Sprachgesteuerte Bots mit künstlicher Intelligenz (KI) können den Kundenservice deutlich aufwerten. Über den Einsatz etwa im First-Level-Support lassen sich Wartezeiten und Kosten reduzieren sowie Servicezeiten optimieren. Davon profitieren sowohl Unternehmen als auch ihre Kundinnen und Kunden.
Der Bildschirm des neuen Fernsehers bleibt schwarz, das dringend erwartete Päckchen ist unterwegs verloren gegangen, der Reifenwechsel beim Auto steht an – das sind typische Situationen, bei denen Menschen Kontakt mit einem Kundenservice aufnehmen.
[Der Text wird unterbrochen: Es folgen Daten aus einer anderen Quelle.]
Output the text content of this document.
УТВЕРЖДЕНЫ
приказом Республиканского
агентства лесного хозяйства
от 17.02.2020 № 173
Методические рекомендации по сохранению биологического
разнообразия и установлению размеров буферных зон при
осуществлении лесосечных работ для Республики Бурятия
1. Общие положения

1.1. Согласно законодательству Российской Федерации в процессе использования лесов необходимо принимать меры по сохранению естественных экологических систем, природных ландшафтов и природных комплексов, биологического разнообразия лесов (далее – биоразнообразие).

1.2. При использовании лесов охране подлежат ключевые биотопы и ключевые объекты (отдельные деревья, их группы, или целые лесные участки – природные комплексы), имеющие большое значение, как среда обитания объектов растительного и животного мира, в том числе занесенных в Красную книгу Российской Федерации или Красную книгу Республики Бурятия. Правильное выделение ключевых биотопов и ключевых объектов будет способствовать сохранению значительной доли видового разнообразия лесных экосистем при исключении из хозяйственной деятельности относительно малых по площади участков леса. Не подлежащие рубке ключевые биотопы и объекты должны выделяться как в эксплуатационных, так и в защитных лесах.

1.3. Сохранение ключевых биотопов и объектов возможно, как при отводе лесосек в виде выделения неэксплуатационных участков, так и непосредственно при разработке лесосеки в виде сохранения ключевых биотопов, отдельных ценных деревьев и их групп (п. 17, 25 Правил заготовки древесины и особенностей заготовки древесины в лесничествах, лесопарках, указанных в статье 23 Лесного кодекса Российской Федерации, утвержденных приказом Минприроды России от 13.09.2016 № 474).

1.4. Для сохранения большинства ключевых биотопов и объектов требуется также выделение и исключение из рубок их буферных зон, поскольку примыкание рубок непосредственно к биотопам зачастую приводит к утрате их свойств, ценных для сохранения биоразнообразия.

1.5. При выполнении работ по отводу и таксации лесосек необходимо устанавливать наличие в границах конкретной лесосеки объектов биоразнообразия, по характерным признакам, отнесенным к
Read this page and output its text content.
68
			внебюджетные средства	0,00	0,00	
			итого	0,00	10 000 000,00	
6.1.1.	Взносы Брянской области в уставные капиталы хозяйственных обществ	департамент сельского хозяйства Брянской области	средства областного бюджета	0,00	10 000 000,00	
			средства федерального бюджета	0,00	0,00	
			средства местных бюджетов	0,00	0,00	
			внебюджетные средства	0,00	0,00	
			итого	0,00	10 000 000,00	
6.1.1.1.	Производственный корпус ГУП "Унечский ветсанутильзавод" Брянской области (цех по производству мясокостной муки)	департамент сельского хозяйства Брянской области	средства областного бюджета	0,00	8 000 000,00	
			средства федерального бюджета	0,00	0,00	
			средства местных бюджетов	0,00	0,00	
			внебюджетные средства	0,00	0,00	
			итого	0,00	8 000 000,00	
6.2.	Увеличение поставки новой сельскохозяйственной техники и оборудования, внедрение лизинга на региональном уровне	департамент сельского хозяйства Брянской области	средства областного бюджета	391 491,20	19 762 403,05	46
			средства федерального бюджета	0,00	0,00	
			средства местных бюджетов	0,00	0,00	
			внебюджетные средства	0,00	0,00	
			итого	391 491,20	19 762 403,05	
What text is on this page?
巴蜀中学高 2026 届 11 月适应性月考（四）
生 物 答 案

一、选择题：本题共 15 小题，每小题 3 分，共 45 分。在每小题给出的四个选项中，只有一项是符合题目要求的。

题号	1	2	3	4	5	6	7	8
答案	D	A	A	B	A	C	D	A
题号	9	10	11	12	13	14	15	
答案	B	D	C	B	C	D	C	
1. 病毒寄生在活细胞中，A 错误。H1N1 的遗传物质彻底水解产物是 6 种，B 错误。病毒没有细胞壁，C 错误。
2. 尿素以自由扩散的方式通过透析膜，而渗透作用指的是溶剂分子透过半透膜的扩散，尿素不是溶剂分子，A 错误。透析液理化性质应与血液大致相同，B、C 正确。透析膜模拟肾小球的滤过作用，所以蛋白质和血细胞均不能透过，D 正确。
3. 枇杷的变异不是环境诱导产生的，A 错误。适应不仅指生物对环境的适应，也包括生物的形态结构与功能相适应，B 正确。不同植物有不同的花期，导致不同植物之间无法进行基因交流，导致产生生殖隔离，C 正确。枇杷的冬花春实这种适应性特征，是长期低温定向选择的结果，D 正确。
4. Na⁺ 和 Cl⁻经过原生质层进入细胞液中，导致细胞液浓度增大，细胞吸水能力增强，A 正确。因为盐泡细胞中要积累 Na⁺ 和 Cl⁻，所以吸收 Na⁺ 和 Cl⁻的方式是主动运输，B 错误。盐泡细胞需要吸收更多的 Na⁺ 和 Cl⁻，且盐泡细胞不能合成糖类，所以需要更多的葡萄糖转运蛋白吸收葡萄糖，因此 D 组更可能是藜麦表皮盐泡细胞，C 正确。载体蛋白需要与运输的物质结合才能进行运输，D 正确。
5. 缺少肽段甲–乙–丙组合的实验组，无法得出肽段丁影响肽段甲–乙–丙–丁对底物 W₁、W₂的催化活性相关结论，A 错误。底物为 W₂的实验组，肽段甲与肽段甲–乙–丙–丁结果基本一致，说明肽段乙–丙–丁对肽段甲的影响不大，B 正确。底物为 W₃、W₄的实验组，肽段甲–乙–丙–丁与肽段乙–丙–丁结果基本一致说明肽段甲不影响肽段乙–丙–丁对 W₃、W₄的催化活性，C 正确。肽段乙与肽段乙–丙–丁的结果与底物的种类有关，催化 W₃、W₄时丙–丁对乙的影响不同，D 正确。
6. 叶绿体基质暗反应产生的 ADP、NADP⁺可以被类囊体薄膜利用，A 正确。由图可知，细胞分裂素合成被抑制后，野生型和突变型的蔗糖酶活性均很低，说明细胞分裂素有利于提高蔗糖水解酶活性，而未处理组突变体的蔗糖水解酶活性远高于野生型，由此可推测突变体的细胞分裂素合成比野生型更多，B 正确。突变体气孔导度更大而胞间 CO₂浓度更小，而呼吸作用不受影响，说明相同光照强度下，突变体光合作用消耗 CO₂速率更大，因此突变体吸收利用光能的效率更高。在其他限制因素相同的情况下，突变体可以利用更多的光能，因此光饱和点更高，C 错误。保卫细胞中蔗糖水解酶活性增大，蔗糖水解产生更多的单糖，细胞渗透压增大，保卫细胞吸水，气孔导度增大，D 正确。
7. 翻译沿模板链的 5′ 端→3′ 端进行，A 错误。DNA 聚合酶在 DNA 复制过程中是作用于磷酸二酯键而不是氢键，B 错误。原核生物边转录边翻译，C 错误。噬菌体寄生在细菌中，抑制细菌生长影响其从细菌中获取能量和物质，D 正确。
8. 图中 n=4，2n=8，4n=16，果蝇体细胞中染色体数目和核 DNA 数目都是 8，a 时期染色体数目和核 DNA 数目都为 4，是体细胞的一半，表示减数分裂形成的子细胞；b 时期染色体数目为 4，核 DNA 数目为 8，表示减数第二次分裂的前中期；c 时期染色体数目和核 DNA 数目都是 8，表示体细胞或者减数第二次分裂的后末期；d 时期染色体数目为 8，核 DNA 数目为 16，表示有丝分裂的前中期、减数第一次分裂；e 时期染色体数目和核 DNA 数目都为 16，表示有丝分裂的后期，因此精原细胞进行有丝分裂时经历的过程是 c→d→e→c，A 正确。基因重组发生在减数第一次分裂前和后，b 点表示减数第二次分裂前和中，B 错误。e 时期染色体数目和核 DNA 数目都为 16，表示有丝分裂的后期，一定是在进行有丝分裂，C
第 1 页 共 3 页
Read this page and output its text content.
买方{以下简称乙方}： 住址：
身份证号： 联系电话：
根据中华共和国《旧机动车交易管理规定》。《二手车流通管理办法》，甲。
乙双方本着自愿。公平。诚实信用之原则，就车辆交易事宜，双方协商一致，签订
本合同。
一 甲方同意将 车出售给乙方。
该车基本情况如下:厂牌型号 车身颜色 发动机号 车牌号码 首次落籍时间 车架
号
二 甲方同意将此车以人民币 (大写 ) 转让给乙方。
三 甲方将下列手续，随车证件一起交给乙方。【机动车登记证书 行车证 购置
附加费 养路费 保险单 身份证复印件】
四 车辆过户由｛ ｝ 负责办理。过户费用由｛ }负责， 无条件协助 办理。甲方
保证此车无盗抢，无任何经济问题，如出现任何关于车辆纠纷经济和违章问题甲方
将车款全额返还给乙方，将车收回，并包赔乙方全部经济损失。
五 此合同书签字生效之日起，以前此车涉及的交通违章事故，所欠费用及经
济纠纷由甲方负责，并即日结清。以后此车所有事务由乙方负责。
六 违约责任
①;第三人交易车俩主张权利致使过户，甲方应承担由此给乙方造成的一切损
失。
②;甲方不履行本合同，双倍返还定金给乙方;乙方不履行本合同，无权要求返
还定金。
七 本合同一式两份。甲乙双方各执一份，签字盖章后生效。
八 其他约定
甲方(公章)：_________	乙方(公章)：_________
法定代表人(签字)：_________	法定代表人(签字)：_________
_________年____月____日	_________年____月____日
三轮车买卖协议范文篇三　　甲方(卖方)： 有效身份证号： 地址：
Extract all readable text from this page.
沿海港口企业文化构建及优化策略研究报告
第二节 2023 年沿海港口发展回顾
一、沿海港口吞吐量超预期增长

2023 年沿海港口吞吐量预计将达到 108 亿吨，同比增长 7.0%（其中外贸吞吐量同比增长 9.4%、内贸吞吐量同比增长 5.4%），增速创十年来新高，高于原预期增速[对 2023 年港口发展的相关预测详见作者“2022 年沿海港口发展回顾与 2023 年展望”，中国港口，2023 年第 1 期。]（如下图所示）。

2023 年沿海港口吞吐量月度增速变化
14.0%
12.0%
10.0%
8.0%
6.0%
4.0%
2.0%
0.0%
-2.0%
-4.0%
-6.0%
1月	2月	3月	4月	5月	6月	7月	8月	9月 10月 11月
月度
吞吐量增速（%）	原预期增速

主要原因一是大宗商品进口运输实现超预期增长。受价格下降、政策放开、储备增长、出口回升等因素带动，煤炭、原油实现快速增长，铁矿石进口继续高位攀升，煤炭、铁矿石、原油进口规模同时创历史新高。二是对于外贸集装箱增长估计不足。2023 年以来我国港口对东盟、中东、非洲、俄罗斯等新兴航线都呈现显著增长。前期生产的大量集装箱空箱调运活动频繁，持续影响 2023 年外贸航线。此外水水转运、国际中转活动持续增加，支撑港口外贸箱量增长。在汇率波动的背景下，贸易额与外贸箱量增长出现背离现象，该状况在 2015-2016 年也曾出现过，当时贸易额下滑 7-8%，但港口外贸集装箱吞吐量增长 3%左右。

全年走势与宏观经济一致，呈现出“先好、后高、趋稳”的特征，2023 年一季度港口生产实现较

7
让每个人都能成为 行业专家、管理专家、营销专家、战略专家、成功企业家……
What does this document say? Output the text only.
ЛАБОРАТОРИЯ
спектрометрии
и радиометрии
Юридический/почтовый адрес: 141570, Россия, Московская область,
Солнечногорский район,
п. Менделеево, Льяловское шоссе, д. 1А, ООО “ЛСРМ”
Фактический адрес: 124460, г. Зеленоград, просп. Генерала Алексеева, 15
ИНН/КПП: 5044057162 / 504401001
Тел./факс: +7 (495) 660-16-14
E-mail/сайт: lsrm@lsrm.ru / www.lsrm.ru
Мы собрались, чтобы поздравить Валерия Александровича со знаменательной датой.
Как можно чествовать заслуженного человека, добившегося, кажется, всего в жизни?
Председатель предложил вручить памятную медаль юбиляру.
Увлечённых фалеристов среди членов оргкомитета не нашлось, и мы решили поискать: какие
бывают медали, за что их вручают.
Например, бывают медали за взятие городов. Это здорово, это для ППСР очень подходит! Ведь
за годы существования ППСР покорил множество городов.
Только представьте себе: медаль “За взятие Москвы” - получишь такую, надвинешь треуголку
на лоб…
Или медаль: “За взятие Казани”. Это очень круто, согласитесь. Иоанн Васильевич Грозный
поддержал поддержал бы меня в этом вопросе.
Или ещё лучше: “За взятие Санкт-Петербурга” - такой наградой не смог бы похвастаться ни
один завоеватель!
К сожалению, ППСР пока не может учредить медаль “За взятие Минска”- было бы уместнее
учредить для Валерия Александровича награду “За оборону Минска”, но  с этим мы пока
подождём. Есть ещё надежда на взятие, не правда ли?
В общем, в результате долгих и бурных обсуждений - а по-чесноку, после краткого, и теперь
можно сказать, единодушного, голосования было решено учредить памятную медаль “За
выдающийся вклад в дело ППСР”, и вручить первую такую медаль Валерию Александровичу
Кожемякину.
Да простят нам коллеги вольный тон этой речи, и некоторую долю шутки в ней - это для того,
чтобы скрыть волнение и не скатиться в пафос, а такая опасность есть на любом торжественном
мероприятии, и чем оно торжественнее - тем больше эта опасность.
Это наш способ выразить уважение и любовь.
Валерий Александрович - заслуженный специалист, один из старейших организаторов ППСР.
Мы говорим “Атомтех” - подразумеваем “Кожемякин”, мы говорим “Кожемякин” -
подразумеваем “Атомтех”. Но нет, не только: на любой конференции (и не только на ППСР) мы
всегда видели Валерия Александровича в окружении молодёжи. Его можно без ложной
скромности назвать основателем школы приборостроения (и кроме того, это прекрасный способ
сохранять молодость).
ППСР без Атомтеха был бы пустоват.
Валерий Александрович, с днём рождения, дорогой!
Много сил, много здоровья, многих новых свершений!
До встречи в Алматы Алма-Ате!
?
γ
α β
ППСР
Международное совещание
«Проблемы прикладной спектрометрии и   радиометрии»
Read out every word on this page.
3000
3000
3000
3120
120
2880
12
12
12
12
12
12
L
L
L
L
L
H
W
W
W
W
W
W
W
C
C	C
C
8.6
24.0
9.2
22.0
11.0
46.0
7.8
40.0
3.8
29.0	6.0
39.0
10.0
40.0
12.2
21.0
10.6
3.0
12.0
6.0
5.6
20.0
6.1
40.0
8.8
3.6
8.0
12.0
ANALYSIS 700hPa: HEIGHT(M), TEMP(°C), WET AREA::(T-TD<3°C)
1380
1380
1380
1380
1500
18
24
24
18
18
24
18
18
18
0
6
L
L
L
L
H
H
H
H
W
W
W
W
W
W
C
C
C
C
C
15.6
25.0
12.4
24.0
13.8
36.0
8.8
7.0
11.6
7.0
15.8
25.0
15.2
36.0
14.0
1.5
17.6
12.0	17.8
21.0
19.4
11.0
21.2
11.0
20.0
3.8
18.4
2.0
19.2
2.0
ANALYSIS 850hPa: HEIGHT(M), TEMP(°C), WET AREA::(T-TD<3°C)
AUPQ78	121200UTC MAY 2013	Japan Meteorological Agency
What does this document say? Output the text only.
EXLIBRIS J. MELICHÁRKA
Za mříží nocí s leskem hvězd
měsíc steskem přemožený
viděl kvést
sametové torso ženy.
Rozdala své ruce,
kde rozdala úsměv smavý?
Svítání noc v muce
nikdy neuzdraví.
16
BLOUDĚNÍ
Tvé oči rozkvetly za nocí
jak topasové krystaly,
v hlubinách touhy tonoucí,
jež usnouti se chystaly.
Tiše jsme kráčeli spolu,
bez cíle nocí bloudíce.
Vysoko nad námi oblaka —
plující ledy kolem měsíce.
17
Häufig ist das noch immer mit langen Wartezeiten verbunden, wenn nicht ausreichend Servicekräfte oder Leitungen zur Verfügung stehen, um Anfragen schnell und unkompliziert zu bearbeiten. Dabei wächst der Ärger mit dem Wert des Produkts oder der Dienstleistung: Wer viel zahlt, erwartet – im Grunde auch völlig zurecht – einen guten Service.
Genau hier kann sich der Einsatz von Virtuellen Agenten in Form von Voice- und Chatbots lohnen, die auf Basis eines weitreichenden Sprachverständnisses und intelligenter Servicesysteme für den First-Level-Support mit den Kunden gemacht sind. Am Beispiel eines Serviceunternehmens für den halbjährlichen Reifenwechsel zeigen wir, wie auf Basis von Microsoft-Technologien in sechs Schritten ein intelligenter, sprachbasierter First-Level-Support aufgebaut werden kann, der in die Contact Center Telefonie integriert ist.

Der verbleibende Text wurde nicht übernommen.